Kereta masih kosong sih, jadi bisa milih-milih tempat duduk.
Komentar?
Hm, ya, begitulah, seperti fasilitas-fasilitas publik pada umumnya di Indonesia. Kurang terawat, kurang bersih, dll.
Sudah lumayan lama kami menunggu, tapi keretanya nggak berangkat-berangkat juga.
Akhirnya, aku tanya ke temanku yang anak Bogor, 'kapan berangkatnya nih?'
dia menjawab, 'ntar, kalo kereta yang mahal udah berangkat.'
alisku pun mengerut heran mendengar jawabannya.
hah? pengaturan macam apa ini?
Aku pikir, temenku itu cuma bercanda, tapi, ternyata emang bener.
Beberapa saat setelah pakuanexpress-kereta mahal itu-yang ada di seberang rel berangkat, kereta ekonomi gak AC yang aku tumpangi pun melaju.

Woho, pemandangan berupa rumah2 pun tersaji dari balik jendela. 
Aku lupa rasanya naik kereta. Jadi, rada takjub aja waktu perjalanan. Haha. Parah!

Banyak banget pedagang yang lalu lalang di dalam kereta. Yah, namanya juga kereta ekonomi gitu.
Aku kan belum terbiasa melihat yang seperti itu, jadi setiap ada pedagang lewat, aku liatin aja, eh, ternyata beberapa dari mereka berhenti di depanku.
Aduh2, aku kan cuma ngeliatin, nggak niat beli...
Temanku yang anak bogor, ketawa aja ngeliat aku. Dia bilang 'kalo lu ngeliatin, dikira mau beli.' 
Oh...

Perjalanan yg lumayan lama karena kereta berhenti di semua stasiun yang dilewati.
Aksi bakal mulai jam 13 tapi, ini udah lewat.
Alamat telat deh.
Seingatku, jam 14 lebih kita baru nyampe di stasiun Cikini ato kurang ato lewat?
Hoho, lupa.
Karena aku nggak konsen ke jam. Sibuk ngeliatin jakarta.Wkwkwk.

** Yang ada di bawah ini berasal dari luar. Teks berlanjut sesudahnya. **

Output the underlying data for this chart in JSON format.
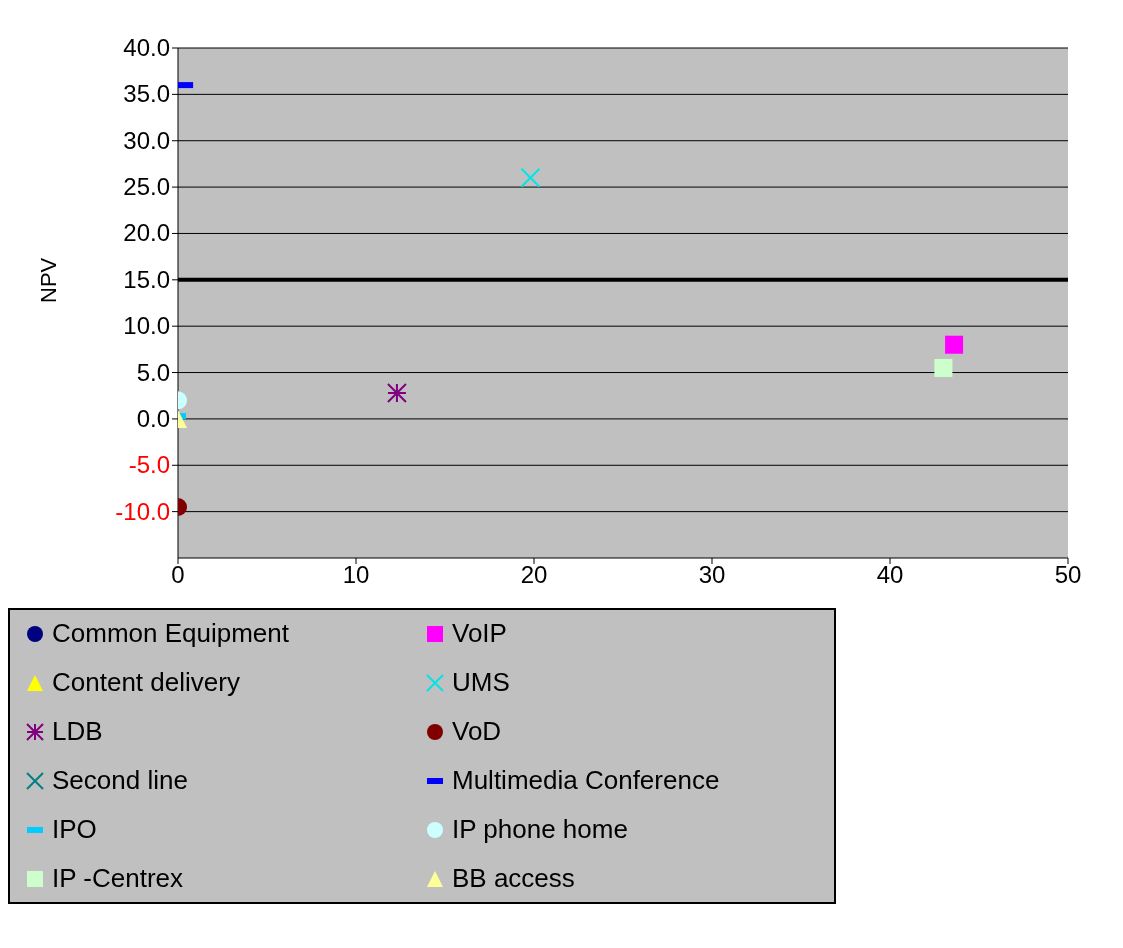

Parah!
Setelah sampai di stasiun Cikini, kita naik bus carteran.
Beberapa menit yang gak sebentar berlalu, akhirnya kita turun di jalan. Aku gak tau jalan apa.
Instruksi dari kak presma, kita bakal jalan untuk ngejar massa aksi.
Kita baris rapi dan jalan, diliatin orang-orang.
Tapi, peduli amat.
Aku sibuk ngeliatin gedung-gedung di sebelahku; museum nasional, dll.
Baru beberapa meter, massa aksi mulai keliatan, kita disuruh langsung masuk barisan begitu mereka lewat.
Wow, inilah mahasiswa, dengan idealismenya turun ke jalan untuk beraksi.
Mulailah teriakan2 hidup mahasiswa!, dll. Nyanyi totalitas perjuangan, dll.
Karena saat masuk barisan buru-buru, aku jadi ada disebelah anak UNJ, temen-temenku yang lain menyebar.
Akhirnya, massa aksi berkumpul di depan istana negara.
Kita teriak2 dan mendengarkan orasi yang menuntut penuntasan kasus-kasus korupsi di Indonesia.
Well, seru.
Tapi, semoga itu cuma bukan omong kosong ya.
Suatu saat nanti, kalau kita sudah duduk di kursi pemerintahan, jangan ada yang lupa kalau kita mengusung kebenaran untuk kepentingan rakyat.
Karena barisan rada gak rapi dan aku juga pindah-pindah, beberapa saat kemudian aku sudah berada di sebelah temenku, Resty dan Sekar.
Orasi lagi dan kita disuruh berpencar. Gak boleh berada di sebelah temen yang sama jas almamaternya.
Widih...
Heboh deh.
Aku bergeser dikit dan kemudian aku sudah berada di sebelah anak FKM UI.
Namanya Ambar, semangat banget dia. 
Nggak lama, dia minta tukeran kancing jas almamater.
Haha.
Aksi berlangsung damai.
Tapi, sempet juga hampir rusuh karena bapak polisi mulai emosi. Eh, nggak tau juga siapa yang mulai, karena peristiwa itu terjadi di bagian bunker, sedangkan aku ada di dalam border.
Jauh.


Pukul 16 mendekati 16.30, aksi selesai.
Rombongan dari IPB ngumpul buat foto2 bentar kemudian dilanjut sholat ashar di mushola RRI.
Lelah?
Kakiku sakit.
Tapi, ini menyenangkan.
Pukul 17 lebih kita mulai jalan pulang.
Aku pikir bakal naik kereta lagi. Tapi, ternyata kita bakal touring bus.
Masuklah kita ke shelter busway.
Oho. This is for the first time.
Asyik?
Lumayan. busway penuh banget karena saat itu jam pulang kantor.
Banyak busway lewat tapi, kita ditolak terus karena busway udah kepenuhan.
Tapi, akhirnya aku dan mawar, farah, rizka bisa masuk salah satu busway.
Aku dan rizka bukan orang jabodetabek, jadi bener2 buta. Kita ngikutin farah dan mawar aja karena mereka sepertinya udah hafal jakarta meski mereka orang bogor.
Sepanjang perjalanan aku ngeliat banyak.
Yang paling inget adalah kedubes Jepang, haha.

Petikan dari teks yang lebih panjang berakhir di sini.